Pelvic Pain and Premenstrual Syndrome

The most common syndrome of pelvic pain in women is associated with PMS (premenstrual syndrome), including premenstrual cramping, Other pelvic pain syndromes include endometriosis and uterine fibroids. Most pelvic pain issues can benefit from hormonal balancing therapies.

PMS – is a hormonal disorder with a wide range of physical and emotional symptoms that affects about 50% of menstruating women. Symptoms may begin up to a week prior to menses and last into the first few days of the cycle. There is often pelvic/abdominal cramping and bloating, craving for sweets or chocolate, fatigue, breast tenderness and/or mood swings. Evaluation of all hormonal systems including thyroid, adrenal and blood sugar is important.

Standard medical treatments:

SSRIs (serotonin regulating antidepressants)

NSAIDs (anti-inflammatory drugs)

Birth control medicines


Treating any underlying medical condition

Pain medicine


Supportive and alternative therapies:

Nutritional –

Avoid caffeine, sugar, salt, fats, alcohol, chocolate

Vitamin B

Mineral supplement (kelp)

Omega-3 fatty acids, evening primrose oil

5-HTP – 5-hydroxytryptophan, an amino acid derivative, pre-serotonin

Herbal –

Cramp bark – relieves cramps

Dioscorea – supports hormone balance

Dong Quai – female hormone tonic

Vitex – supports pituitary hormonal stimulation

Progesterone therapy

Estrogen therapy

Stress management

Massage therapy


Relaxation therapy


Pelvic Pain and Cannabis

Patients with dysmennorhea (painful menses) and other pelvic pain disorders use cannabis regularly to alleviate pain and uterine cramping.  Interstitial Cystitis, an inflammatory bladder disorder, often not resolved using standard medical treatments, is treated effectively with cannabis as well.  IC patients report that marijuana controls their pain and bladder symptoms without the difficult side effects of pain medication. In 2007, IC researcher s at the Univ. of Pittsburgh School of Medicine released an animal study which showed that a synthetic analog of THC was found to suppress urinary frequency via cannabinoid receptors.
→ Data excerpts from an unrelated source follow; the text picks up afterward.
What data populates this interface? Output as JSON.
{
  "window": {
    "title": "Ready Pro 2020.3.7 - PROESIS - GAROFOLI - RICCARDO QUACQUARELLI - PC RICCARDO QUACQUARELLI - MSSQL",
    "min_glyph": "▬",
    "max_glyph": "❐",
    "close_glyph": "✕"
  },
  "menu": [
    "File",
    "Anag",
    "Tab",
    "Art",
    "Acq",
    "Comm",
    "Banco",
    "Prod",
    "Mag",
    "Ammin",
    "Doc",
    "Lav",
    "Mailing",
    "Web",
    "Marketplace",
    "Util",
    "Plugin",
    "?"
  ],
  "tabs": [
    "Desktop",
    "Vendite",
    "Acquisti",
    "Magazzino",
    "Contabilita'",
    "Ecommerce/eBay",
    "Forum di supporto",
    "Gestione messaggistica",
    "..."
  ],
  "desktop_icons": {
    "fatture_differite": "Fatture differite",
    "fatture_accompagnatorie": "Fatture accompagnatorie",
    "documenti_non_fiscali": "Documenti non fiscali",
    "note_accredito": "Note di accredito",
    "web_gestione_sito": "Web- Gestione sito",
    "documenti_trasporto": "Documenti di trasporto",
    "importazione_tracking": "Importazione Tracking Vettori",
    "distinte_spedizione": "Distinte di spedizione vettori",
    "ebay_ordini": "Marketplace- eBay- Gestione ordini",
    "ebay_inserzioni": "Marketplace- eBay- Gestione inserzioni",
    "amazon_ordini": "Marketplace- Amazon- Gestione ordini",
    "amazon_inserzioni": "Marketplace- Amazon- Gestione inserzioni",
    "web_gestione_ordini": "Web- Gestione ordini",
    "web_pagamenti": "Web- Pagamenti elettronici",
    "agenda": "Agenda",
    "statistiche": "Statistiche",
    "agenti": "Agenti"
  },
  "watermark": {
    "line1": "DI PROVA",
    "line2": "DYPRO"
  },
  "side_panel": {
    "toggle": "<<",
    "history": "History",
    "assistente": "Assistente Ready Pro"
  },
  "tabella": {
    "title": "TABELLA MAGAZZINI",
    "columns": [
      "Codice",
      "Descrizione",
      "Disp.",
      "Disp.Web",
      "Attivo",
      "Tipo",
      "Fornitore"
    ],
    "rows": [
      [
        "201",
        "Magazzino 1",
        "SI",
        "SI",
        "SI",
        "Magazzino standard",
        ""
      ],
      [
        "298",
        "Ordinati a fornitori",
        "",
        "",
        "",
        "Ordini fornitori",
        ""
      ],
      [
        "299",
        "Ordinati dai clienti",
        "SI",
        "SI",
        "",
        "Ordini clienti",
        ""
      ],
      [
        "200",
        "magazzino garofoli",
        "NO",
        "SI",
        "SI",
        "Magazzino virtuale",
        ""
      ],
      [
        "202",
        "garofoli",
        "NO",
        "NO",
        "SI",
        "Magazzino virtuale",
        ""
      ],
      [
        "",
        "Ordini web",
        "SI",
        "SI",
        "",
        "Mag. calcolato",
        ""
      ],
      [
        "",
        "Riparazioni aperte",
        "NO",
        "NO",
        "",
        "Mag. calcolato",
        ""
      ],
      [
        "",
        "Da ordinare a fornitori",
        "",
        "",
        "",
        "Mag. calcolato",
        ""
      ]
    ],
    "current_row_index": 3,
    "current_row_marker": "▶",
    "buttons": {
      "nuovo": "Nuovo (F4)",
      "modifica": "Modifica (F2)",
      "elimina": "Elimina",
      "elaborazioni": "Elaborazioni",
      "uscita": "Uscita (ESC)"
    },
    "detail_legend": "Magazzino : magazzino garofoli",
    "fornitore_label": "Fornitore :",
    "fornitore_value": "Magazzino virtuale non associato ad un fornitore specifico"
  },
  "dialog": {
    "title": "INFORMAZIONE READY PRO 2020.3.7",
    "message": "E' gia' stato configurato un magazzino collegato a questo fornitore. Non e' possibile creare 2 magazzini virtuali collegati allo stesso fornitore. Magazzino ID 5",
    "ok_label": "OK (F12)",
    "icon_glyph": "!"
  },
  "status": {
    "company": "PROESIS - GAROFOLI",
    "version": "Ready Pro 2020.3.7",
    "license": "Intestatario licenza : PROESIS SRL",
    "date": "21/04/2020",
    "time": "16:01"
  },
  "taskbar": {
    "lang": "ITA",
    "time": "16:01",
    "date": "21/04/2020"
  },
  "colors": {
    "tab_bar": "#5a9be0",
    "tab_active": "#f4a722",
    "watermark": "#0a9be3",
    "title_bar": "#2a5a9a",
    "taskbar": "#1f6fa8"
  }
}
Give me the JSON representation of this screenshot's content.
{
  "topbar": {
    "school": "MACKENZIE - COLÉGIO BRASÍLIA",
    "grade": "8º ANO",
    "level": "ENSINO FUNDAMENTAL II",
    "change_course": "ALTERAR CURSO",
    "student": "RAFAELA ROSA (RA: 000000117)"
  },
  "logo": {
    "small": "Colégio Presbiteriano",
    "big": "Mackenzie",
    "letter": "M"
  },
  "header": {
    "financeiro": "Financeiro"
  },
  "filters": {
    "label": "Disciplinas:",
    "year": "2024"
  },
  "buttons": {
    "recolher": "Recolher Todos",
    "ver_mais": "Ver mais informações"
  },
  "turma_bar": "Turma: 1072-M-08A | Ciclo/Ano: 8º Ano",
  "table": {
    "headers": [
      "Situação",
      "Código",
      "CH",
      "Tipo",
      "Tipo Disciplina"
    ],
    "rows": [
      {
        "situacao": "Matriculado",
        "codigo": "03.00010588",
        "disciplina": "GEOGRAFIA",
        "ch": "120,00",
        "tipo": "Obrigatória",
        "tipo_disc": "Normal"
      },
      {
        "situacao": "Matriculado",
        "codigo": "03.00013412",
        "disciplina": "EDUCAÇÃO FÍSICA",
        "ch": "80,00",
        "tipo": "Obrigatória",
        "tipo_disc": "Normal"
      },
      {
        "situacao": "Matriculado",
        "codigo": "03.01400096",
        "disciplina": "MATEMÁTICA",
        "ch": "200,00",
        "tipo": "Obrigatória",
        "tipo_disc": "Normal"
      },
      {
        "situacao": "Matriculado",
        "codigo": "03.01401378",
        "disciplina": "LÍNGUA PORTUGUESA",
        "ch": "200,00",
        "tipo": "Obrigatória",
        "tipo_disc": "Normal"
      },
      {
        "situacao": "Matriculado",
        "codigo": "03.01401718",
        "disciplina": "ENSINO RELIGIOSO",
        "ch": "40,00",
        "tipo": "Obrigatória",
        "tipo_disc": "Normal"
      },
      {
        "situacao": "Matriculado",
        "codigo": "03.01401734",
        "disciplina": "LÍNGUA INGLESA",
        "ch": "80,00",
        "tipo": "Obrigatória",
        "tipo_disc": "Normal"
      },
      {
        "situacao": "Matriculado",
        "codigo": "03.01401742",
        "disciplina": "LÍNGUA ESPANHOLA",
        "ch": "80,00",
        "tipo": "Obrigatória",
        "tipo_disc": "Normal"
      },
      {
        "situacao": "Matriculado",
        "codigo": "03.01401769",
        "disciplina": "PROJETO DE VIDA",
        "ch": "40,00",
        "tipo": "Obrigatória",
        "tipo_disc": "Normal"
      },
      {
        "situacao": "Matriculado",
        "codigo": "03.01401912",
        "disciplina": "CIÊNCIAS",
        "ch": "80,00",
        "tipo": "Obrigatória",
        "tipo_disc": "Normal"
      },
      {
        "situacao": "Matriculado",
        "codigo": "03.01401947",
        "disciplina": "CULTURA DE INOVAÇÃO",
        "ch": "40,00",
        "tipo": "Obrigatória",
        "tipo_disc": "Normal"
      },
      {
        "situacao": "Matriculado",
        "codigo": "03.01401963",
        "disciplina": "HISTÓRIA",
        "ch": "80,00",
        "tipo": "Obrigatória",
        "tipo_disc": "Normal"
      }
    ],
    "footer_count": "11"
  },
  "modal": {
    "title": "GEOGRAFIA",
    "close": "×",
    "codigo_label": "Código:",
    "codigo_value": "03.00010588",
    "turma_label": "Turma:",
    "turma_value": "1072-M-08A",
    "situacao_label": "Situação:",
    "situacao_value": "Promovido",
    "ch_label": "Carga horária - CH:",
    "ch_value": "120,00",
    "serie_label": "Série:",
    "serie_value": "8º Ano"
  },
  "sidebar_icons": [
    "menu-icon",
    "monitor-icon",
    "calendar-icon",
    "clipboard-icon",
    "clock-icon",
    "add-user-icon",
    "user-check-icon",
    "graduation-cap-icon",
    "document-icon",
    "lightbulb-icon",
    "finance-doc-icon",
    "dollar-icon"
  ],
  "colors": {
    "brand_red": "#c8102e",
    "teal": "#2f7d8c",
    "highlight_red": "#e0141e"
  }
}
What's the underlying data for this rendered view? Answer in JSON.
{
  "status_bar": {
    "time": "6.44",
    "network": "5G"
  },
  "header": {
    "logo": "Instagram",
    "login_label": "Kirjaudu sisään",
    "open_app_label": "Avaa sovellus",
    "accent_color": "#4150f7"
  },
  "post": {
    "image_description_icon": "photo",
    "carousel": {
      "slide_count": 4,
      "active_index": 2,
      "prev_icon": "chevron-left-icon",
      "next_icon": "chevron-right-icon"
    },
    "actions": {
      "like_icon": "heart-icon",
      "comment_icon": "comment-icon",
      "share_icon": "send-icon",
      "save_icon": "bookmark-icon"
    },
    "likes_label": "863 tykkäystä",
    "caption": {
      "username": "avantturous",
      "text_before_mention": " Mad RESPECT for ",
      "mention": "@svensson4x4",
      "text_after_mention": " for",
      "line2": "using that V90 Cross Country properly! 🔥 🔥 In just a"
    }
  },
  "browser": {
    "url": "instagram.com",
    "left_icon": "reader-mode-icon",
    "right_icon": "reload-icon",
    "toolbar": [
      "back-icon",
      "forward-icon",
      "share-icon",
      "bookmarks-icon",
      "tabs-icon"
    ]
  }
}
Cannabinoid receptors are now known to be involved in pain regulation. Researchers from the University of California’s Center for Medicinal Cannabis Research (CMCR)  recently released a report for the State of California legislature which found “reasonable evidence that cannabis is a promising treatment for some specific, pain-related medical conditions.”  Marijuana’s capacity to act as an anti-inflammatory agent, a muscle-relaxant, and a pain reliever all at the same time make it ideal for pelvic pain conditions, as well as its ability to elevate mood in cases of PMS.